A parent’s quandary

By Hugh Gusterson | February 20, 2007

When it comes to war and social issues, what do we tell the children?

“Shame on you, doing that to your child,” the jogger yelled at me as he ran past my son and I.

What had I done to my five-year-old son? Spanked him? Left him alone on the street while I
went into a store?

No. I had taken him to a protest on the National Mall against the Iraq War. As we emerged
from our local Metro station, my son was grinning and clutching an antiwar sign.

   

I understand where the jogger was coming from. I remember many years ago watching the
documentary
In the Nuclear Shadow: What Can the Children Tell Us? I felt uncomfortable that what the
tweens and young teens had to tell us was what they had been programmed by their antinuclear
parents to say. Let children be children, I thought to myself; let them find their own views as
they grow up.

More recently, I watched the documentary
Jesus Camp and felt a rising disgust as I watched an auditorium full of prepubescent kids
being indoctrinated on the evils of abortion, then a scene from the frontiers of homeschooling
where kids were told that the Bible settled once and for all that we did not descend from apes.
There was no pretense of exposing them to the other side of the argument. It was like watching a
Christian version of Soviet pioneer camp.

A few days before the rally against the Iraq War, thousands of protesters, many from the
Jesus Camp world, converged on the Capitol for the annual pro-life rally. Several of them
brought their children with them. I wondered if the jogger thought they should be ashamed, too.

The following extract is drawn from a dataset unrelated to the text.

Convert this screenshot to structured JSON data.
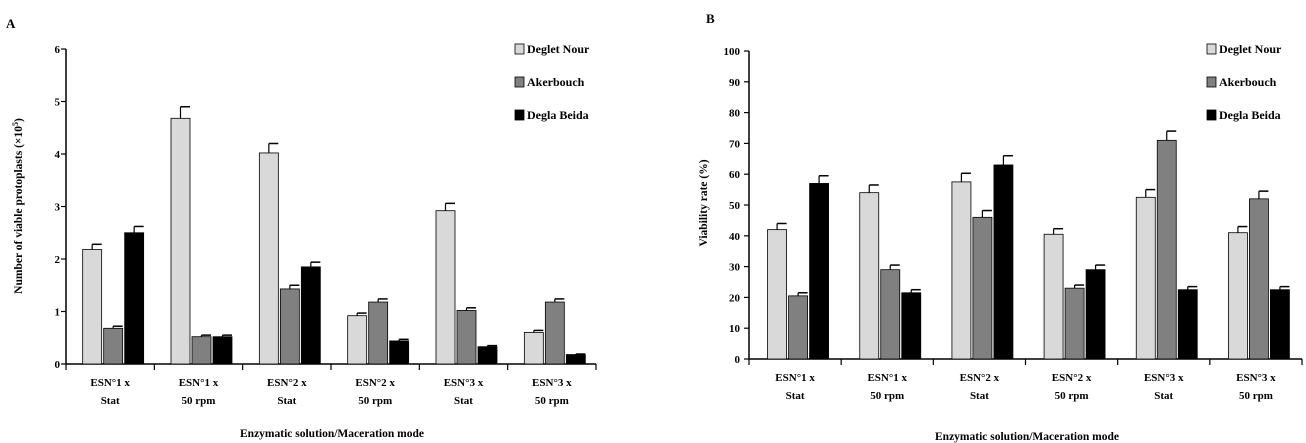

Two weeks before the Iraq War protest, my son’s kindergarten class at the local public school
learned about Martin Luther King Jr. They were given a Martin Luther King coloring book and told
that he was a great American who made sure everyone would be treated equally. I wonder if the kids
learned about his opposition to the Vietnam War.

Before we set off for the rally, I explained to my son that the antiwar protesters would
gather where King had addressed the March on Washington.

When we got to the Mall, it was remarkable to see tens of thousands of protesters–an
enormous, jubilant sea of brightly colored humanity–stretching over several city blocks. Yet they
seemed dwarfed by the Capitol Building behind them. “This is what democracy looks like,” the
protesters were chanting. I tried to explain to my five year old what democracy was and what
happened in that magnificent white building towering over us.

My son mainly enjoyed the colorful puppets and the sporadic drumming. He was bored to
distraction by the speeches. Since he cannot read, he could not appreciate the wit of many of the
signs at the protest: “Leave no child alive,” “I refuse to fight in a war started by a man who
refused to fight in a war,” “Killing one person is murder, killing 600,000 is foreign policy,” “I’m
not disturbing the peace, I’m disturbing the war,” “Surge the twins,” “How many lives per gallon?”
“The rapture is not an exit strategy,” “At least in Vietnam Bush had an exit strategy,” “What part
of NO-vember don’t you understand?” and “They may have elected him president, but who made him
emperor?”

This is what democracy looks like.

But the sign that spoke loudest to me was not clever at all. “Schools not bombs,” it said
simply. During the last peace movement there was a popular bumper sticker that read, “It will be a
great day when our schools get all the money they need, and the air force has to hold a bake sale
to build a bomber.”

My son’s public school, just a few miles from the Capitol Building, is supposedly one of the
best public schools in Washington, D.C., but the toilets don’t work properly, the coat pegs are
falling out of the wall, and the teacher’s assistant in my son’s class quit because she was
underpaid. While the Pentagon gets $450 billion a year (with an extra $100 billion thrown in this
year for the Iraq War), parents at my son’s school sell Christmas trees in the cold rain, organize
auctions and fundraising dances after they come home from work, and beg local businesses to donate
to the school, arduously raising money dollar by dollar for books and teachers’ aides.

This is why, far from being ashamed, I felt that I was honoring my son by taking him to the
protest. And honoring Martin Luther King. He said, “A society that spends more money on military
defense than on programs of social uplift is approaching spiritual death.”

When we got home, my son insisted on putting the sign he acquired at the protest in our front
window. The words “escalation: wrong way” framed the red and white traffic symbol for “no entry.” I
asked my son what the sign meant. “It’s telling people not to park in our driveway,” he said.

Let this child be a child a little longer.